One of the initial challenges encountered when attempting to discuss anthropogenic climate change with an individual skeptical of the theory is first discerning to which school of skeptical thought the individual subscribes. The difficulty of this task is exacerbated by an innate willingness of skeptics to switch between schools as convenience dictates.
Some of the more frequently encountered schools are listed below.
- Global warming isn’t happening.
- Global warming is happening, but mankind has nothing to do with it.
- Global warming is happening, and mankind does have something to do with it. But, the impact is minimal and insignificant in comparison with other factors.
- Global warming is happening, and mankind does have significant impact. But the results are more beneficial than detrimental.
- Global warming is happening; mankind does have significant impact; and the impact is detrimental. But there’s nothing we can do about it.
- Global warming is happening; mankind does have significant impact; the impact is detrimental; and there is something we can do about it. But those actions will wreck the world economy.
This list is by no means exhaustive, nor is the delineation between those listed hardened. Over the course of time, a single skeptic can, and often does, vacillate between these schools and any of a myriad combinations thereof. This absence of loyalty is often evidenced within the span of a single conversation or, in the case of a skeptical authoritative figure, a single lecture. It matters not whether the argument is a lack of accountability or a sense of powerlessness, the desired end goal is the same: a state of inaction.

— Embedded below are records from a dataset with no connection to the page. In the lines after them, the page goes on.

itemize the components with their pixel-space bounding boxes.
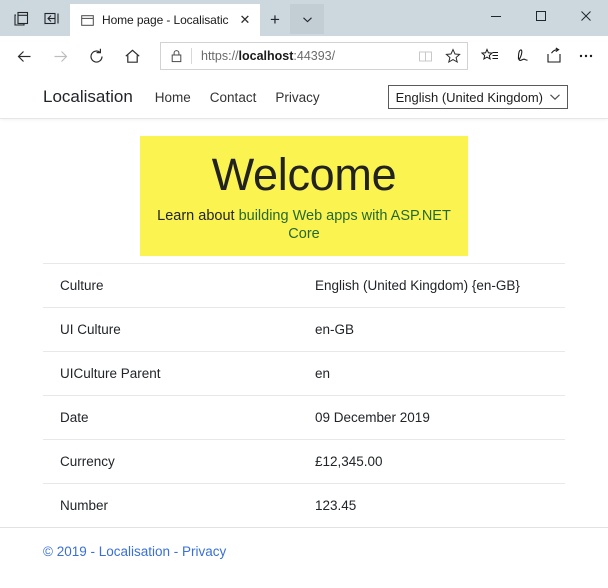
chevron-down-icon <box>549 93 561 101</box>
nav-link-home[interactable]: Home <box>155 90 191 105</box>
row-value-culture: English (United Kingdom) {en-GB} <box>315 278 520 294</box>
table-row: Currency £12,345.00 <box>43 439 565 484</box>
star-icon[interactable] <box>439 43 467 69</box>
table-row: Number 123.45 <box>43 483 565 528</box>
welcome-subtitle: Learn about building Web apps with ASP.N… <box>140 208 468 243</box>
address-bar[interactable]: https://localhost:44393/ <box>160 42 468 70</box>
site-navigation: Localisation Home Contact Privacy Englis… <box>0 76 608 119</box>
back-arrow-icon[interactable] <box>6 38 42 74</box>
row-label-uiculture-parent: UICulture Parent <box>60 366 161 382</box>
maximize-button[interactable] <box>518 0 563 32</box>
row-value-date: 09 December 2019 <box>315 410 430 426</box>
url-scheme: https:// <box>201 49 239 63</box>
table-row: UI Culture en-GB <box>43 307 565 352</box>
tab-preview-icon[interactable] <box>6 3 36 33</box>
language-select[interactable]: English (United Kingdom) <box>387 85 568 109</box>
page-title: Welcome <box>211 149 397 200</box>
footer-copyright: © 2019 - Localisation - <box>43 544 183 560</box>
row-label-ui-culture: UI Culture <box>60 322 121 338</box>
url-path: :44393/ <box>293 49 336 63</box>
window-close-button[interactable] <box>563 0 608 32</box>
forward-arrow-icon[interactable] <box>42 38 78 74</box>
footer-text: © 2019 - Localisation - Privacy <box>43 544 226 559</box>
web-note-pen-icon[interactable] <box>506 39 538 73</box>
site-brand[interactable]: Localisation <box>43 87 133 107</box>
url-host: localhost <box>238 49 294 63</box>
nav-link-contact[interactable]: Contact <box>210 90 257 105</box>
footer-privacy-link[interactable]: Privacy <box>182 544 226 559</box>
table-row: UICulture Parent en <box>43 351 565 396</box>
row-value-number: 123.45 <box>315 498 357 514</box>
more-settings-icon[interactable] <box>570 39 602 73</box>
window-controls <box>473 0 608 32</box>
url-text: https://localhost:44393/ <box>192 49 411 63</box>
welcome-subtitle-prefix: Learn about <box>157 208 239 225</box>
row-value-currency: £12,345.00 <box>315 454 383 470</box>
nav-link-privacy[interactable]: Privacy <box>275 90 319 105</box>
browser-toolbar: https://localhost:44393/ <box>0 36 608 76</box>
reading-view-icon[interactable] <box>411 43 439 69</box>
refresh-icon[interactable] <box>78 38 114 74</box>
browser-window: Home page - Localisatic ✕ + https://loca… <box>0 0 608 588</box>
toolbar-right-actions <box>474 39 602 73</box>
tab-title: Home page - Localisatic <box>102 13 229 27</box>
row-label-date: Date <box>60 410 89 426</box>
page-content: Welcome Learn about building Web apps wi… <box>0 119 608 527</box>
row-value-uiculture-parent: en <box>315 366 331 382</box>
set-tabs-aside-icon[interactable] <box>36 3 66 33</box>
new-tab-button[interactable]: + <box>260 4 290 36</box>
lock-icon <box>161 43 191 69</box>
tab-strip-left-buttons <box>0 0 70 36</box>
row-label-culture: Culture <box>60 278 104 294</box>
nav-links: Home Contact Privacy <box>155 90 388 105</box>
favorites-hub-icon[interactable] <box>474 39 506 73</box>
language-select-value: English (United Kingdom) <box>395 89 543 105</box>
page-icon <box>79 12 95 28</box>
row-label-currency: Currency <box>60 454 115 470</box>
row-value-ui-culture: en-GB <box>315 322 355 338</box>
welcome-banner: Welcome Learn about building Web apps wi… <box>140 136 468 257</box>
row-label-number: Number <box>60 498 109 514</box>
minimize-button[interactable] <box>473 0 518 32</box>
browser-tab[interactable]: Home page - Localisatic ✕ <box>70 4 260 36</box>
tab-list-chevron-icon[interactable] <box>290 4 324 34</box>
table-row: Date 09 December 2019 <box>43 395 565 440</box>
home-icon[interactable] <box>114 38 150 74</box>
page-viewport: Localisation Home Contact Privacy Englis… <box>0 76 608 588</box>
close-icon[interactable]: ✕ <box>234 9 256 31</box>
table-row: Culture English (United Kingdom) {en-GB} <box>43 263 565 308</box>
aspnet-docs-link[interactable]: building Web apps with ASP.NET Core <box>239 208 451 241</box>
tab-strip: Home page - Localisatic ✕ + <box>0 0 608 36</box>
site-footer: © 2019 - Localisation - Privacy <box>0 527 608 588</box>
localisation-info-table: Culture English (United Kingdom) {en-GB}… <box>43 263 565 527</box>
share-icon[interactable] <box>538 39 570 73</box>
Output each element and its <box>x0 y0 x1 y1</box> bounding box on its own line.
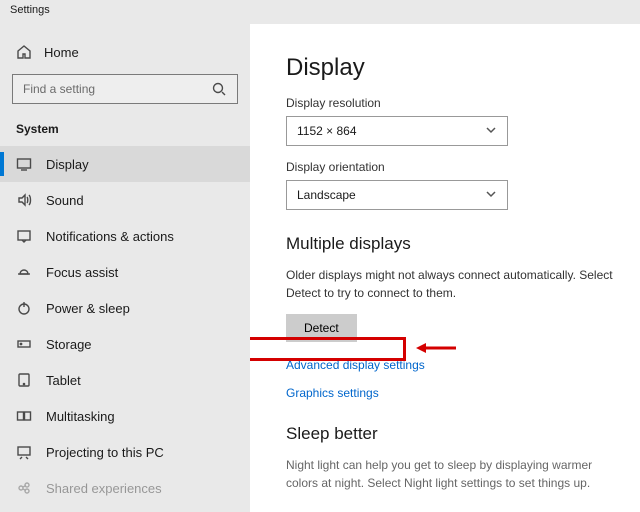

It’s not warming, so there’s nothing to worry about. Even if it were warming, it’s natural, so there’s nothing to worry about. Even if it were warming unnaturally, it’s actually good for us and the planet, so there’s nothing to worry about. Even if the unnatural warming is detrimental, it’s too late to do anything about it, so there’s nothing to worry about. Adapt! Even if we had time to do something about the unnatural detrimental warming, there are far greater priorities, so there’s nothing to worry about.
If one approach fails, simply change tack. Or, better yet, throw all of them out there in the hopes that one sticks.
The most intriguing component of such oscillations being an open embrace of contradictions and inconsistencies. One hundred and thirty years is not enough to detect a trend, but somehow less than a decade suffices. Science is not by popular vote, but let me show you an enumerated list of “skeptics”. Localized events such as snowstorms are theory crushers, but local events on Mars are dismissible. Official national science organizations from around the world are openly biased, but energy industry trade groups are straight shooters. Ground-based temperature readings are laughably error prone while satellite readings with which they agree are forgotten.
Well-known and oft-referenced skeptic Dr. Bob Carter exercises this ability with aplomb. During the course of a single lecture, Dr. Carter deftly weaves between schools with dexterous ease. Somehow 120 years of warming was a ridiculously brief period of time from which to draw conclusions, yet 7 years of cooling was indicative of the likely initiation of a long-term cooling trend. Published scientific studies in respected peer-reviewed journals were fraught with error, yet minority opinions by governmental legislative bodies in three countries were beyond reproach. Positive feedback mechanisms that have yet to be encountered are negligible, but negative feedbacks already in play will, at some point, be overwhelming.
So, on the eve of an inevitable deluge of skeptical proclamations that will undoubtedly run the gamut of skeptical school jumping, listen closely and try to keep count of the leaps.